Autoimmune and Allergic Disorders are More Common in People With Celiac Disease or on a Gluten-free Diet in the United States.

Author information

1
Department of Medicine, Rutgers New Jersey Medical School, University Hospital, Newark, NJ.
2
Department of Medicine, Section of Gastroenterology and Hepatology, Baylor College of Medicine, Houston, TX.
3
Department of Health and Human Services, National Institute of Diabetes and Digestive and Kidney Diseases, National Institutes of Health, Bethesda.
4
Social & Scientific Systems Inc., Silver Spring, MD.
5
Division of Gastroenterology and Hepatology, Mayo Clinic, Rochester, MN.

Abstract

GOALS:

We analyzed demographics, lifestyle patterns, and clinical characteristics of people with celiac disease (CD) and people without CD avoiding gluten (PWAG) to better understand associations with medical conditions and consumer behavior.

BACKGROUND:

Clinical significance of CD and gluten avoidance in the general population is incompletely understood.

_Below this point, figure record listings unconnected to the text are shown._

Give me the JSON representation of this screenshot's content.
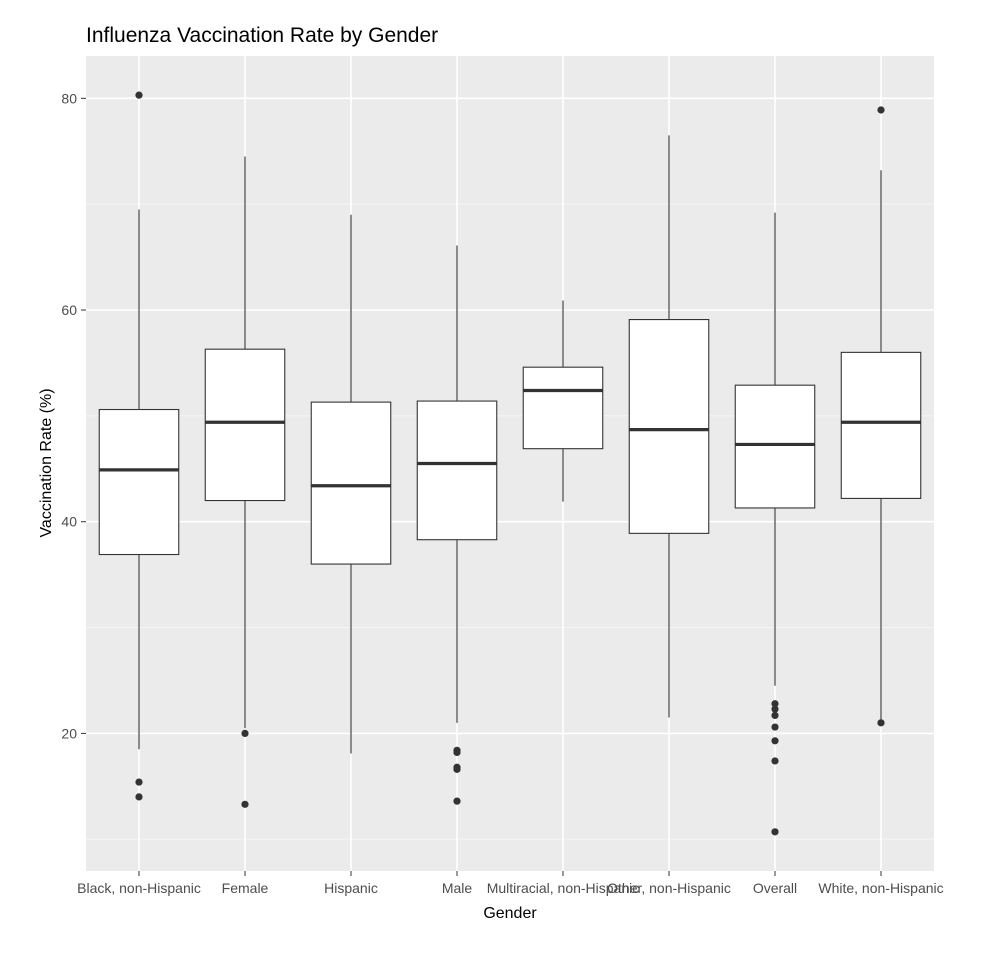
{
  "chart_data": {
    "type": "box",
    "title": "Influenza Vaccination Rate by Gender",
    "xlabel": "Gender",
    "ylabel": "Vaccination Rate (%)",
    "ylim": [
      7,
      84
    ],
    "yticks": [
      20,
      40,
      60,
      80
    ],
    "grid": true,
    "legend": "none",
    "categories": [
      "Black, non-Hispanic",
      "Female",
      "Hispanic",
      "Male",
      "Multiracial, non-Hispanic",
      "Other, non-Hispanic",
      "Overall",
      "White, non-Hispanic"
    ],
    "boxes": [
      {
        "category": "Black, non-Hispanic",
        "lower_whisker": 18.5,
        "q1": 36.9,
        "median": 44.9,
        "q3": 50.6,
        "upper_whisker": 69.5,
        "outliers": [
          80.3,
          15.4,
          14.0
        ]
      },
      {
        "category": "Female",
        "lower_whisker": 20.5,
        "q1": 42.0,
        "median": 49.4,
        "q3": 56.3,
        "upper_whisker": 74.5,
        "outliers": [
          20.0,
          13.3
        ]
      },
      {
        "category": "Hispanic",
        "lower_whisker": 18.1,
        "q1": 36.0,
        "median": 43.4,
        "q3": 51.3,
        "upper_whisker": 69.0,
        "outliers": []
      },
      {
        "category": "Male",
        "lower_whisker": 21.0,
        "q1": 38.3,
        "median": 45.5,
        "q3": 51.4,
        "upper_whisker": 66.1,
        "outliers": [
          18.4,
          18.2,
          16.8,
          16.6,
          13.6
        ]
      },
      {
        "category": "Multiracial, non-Hispanic",
        "lower_whisker": 41.9,
        "q1": 46.9,
        "median": 52.4,
        "q3": 54.6,
        "upper_whisker": 60.9,
        "outliers": []
      },
      {
        "category": "Other, non-Hispanic",
        "lower_whisker": 21.5,
        "q1": 38.9,
        "median": 48.7,
        "q3": 59.1,
        "upper_whisker": 76.5,
        "outliers": []
      },
      {
        "category": "Overall",
        "lower_whisker": 24.5,
        "q1": 41.3,
        "median": 47.3,
        "q3": 52.9,
        "upper_whisker": 69.2,
        "outliers": [
          22.8,
          22.3,
          21.7,
          20.6,
          19.3,
          17.4,
          10.7
        ]
      },
      {
        "category": "White, non-Hispanic",
        "lower_whisker": 21.2,
        "q1": 42.2,
        "median": 49.4,
        "q3": 56.0,
        "upper_whisker": 73.2,
        "outliers": [
          78.9,
          21.0
        ]
      }
    ],
    "colors": {
      "panel": "#ebebeb",
      "grid_major": "#ffffff",
      "grid_minor": "#f5f5f5",
      "box_fill": "#ffffff",
      "box_line": "#333333",
      "tick_text": "#4d4d4d"
    }
  }
}
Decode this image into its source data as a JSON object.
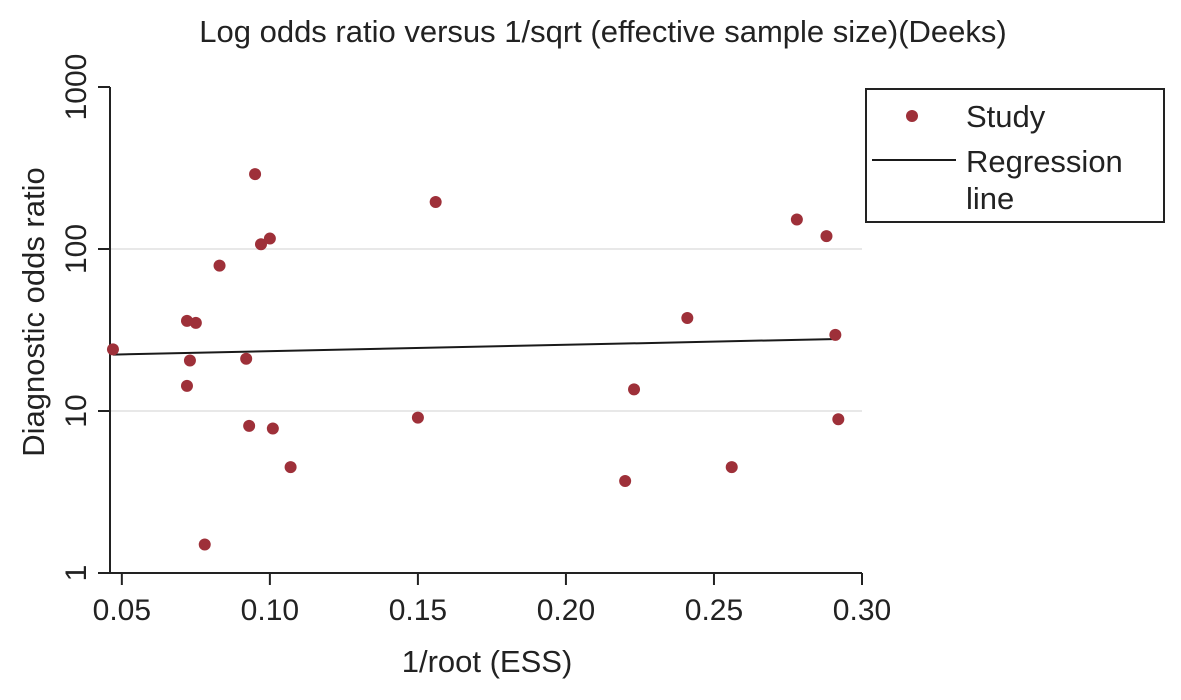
{
  "chart_data": {
    "type": "scatter",
    "title": "Log odds ratio versus 1/sqrt (effective sample size)(Deeks)",
    "xlabel": "1/root (ESS)",
    "ylabel": "Diagnostic odds ratio",
    "xlim": [
      0.046,
      0.3
    ],
    "ylim": [
      1,
      1000
    ],
    "y_scale": "log",
    "x_ticks": [
      0.05,
      0.1,
      0.15,
      0.2,
      0.25,
      0.3
    ],
    "x_tick_labels": [
      "0.05",
      "0.10",
      "0.15",
      "0.20",
      "0.25",
      "0.30"
    ],
    "y_ticks": [
      1,
      10,
      100,
      1000
    ],
    "y_tick_labels": [
      "1",
      "10",
      "100",
      "1000"
    ],
    "grid": "horizontal",
    "legend_position": "right",
    "colors": {
      "points": "#9e3039",
      "line": "#1a1a1a",
      "grid": "#e8e8e8",
      "axis": "#222222"
    },
    "series": [
      {
        "name": "Study",
        "kind": "scatter",
        "points": [
          {
            "x": 0.047,
            "y": 24
          },
          {
            "x": 0.072,
            "y": 36
          },
          {
            "x": 0.073,
            "y": 20.5
          },
          {
            "x": 0.072,
            "y": 14.3
          },
          {
            "x": 0.075,
            "y": 35
          },
          {
            "x": 0.078,
            "y": 1.5
          },
          {
            "x": 0.083,
            "y": 79
          },
          {
            "x": 0.092,
            "y": 21
          },
          {
            "x": 0.093,
            "y": 8.1
          },
          {
            "x": 0.095,
            "y": 290
          },
          {
            "x": 0.097,
            "y": 107
          },
          {
            "x": 0.1,
            "y": 116
          },
          {
            "x": 0.101,
            "y": 7.8
          },
          {
            "x": 0.107,
            "y": 4.5
          },
          {
            "x": 0.15,
            "y": 9.1
          },
          {
            "x": 0.156,
            "y": 195
          },
          {
            "x": 0.22,
            "y": 3.7
          },
          {
            "x": 0.223,
            "y": 13.6
          },
          {
            "x": 0.241,
            "y": 37.5
          },
          {
            "x": 0.256,
            "y": 4.5
          },
          {
            "x": 0.278,
            "y": 152
          },
          {
            "x": 0.288,
            "y": 120
          },
          {
            "x": 0.291,
            "y": 29.5
          },
          {
            "x": 0.292,
            "y": 8.9
          }
        ]
      },
      {
        "name": "Regression line",
        "name_lines": [
          "Regression",
          "line"
        ],
        "kind": "line",
        "points": [
          {
            "x": 0.047,
            "y": 22.3
          },
          {
            "x": 0.29,
            "y": 27.8
          }
        ]
      }
    ]
  }
}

Recently, a high incidence of CD in adolescents with susceptibility genotypes, similar to other autoimmune or allergic disorders, and regional differences in consumer practices of gluten avoidance were reported.

METHODS:

Among 22,277 participants in the National Health and Nutrition Examination Survey 2009-2014, we identified persons with CD by testing CD serology or by both a health care provider diagnosis and adherence to a gluten-free diet. Similarly, PWAG were defined as adherent to a gluten-free diet without a CD diagnosis. Consumer behavior and characteristics of both groups, CD and PWAG were compared with those without these conditions, using survey-weighted generalized logistic regression.

RESULTS:

Participants with CD considered nutrition very important when grocery shopping and tended to have more constipation and thyroid disease. PWAG tended to spend more money on groceries, purchase organic foods, and check food labels more frequently during grocery shopping. They also reported having more food allergies, asthma, and thyroid disease.

CONCLUSIONS:

Our study confirms that CD and PWAG share comorbidities of autoimmune nature. PWAG had more autoimmune/allergy-related disorders that may be associated with non-celiac gluten sensitivity a self-justifiable reason to be on the diet.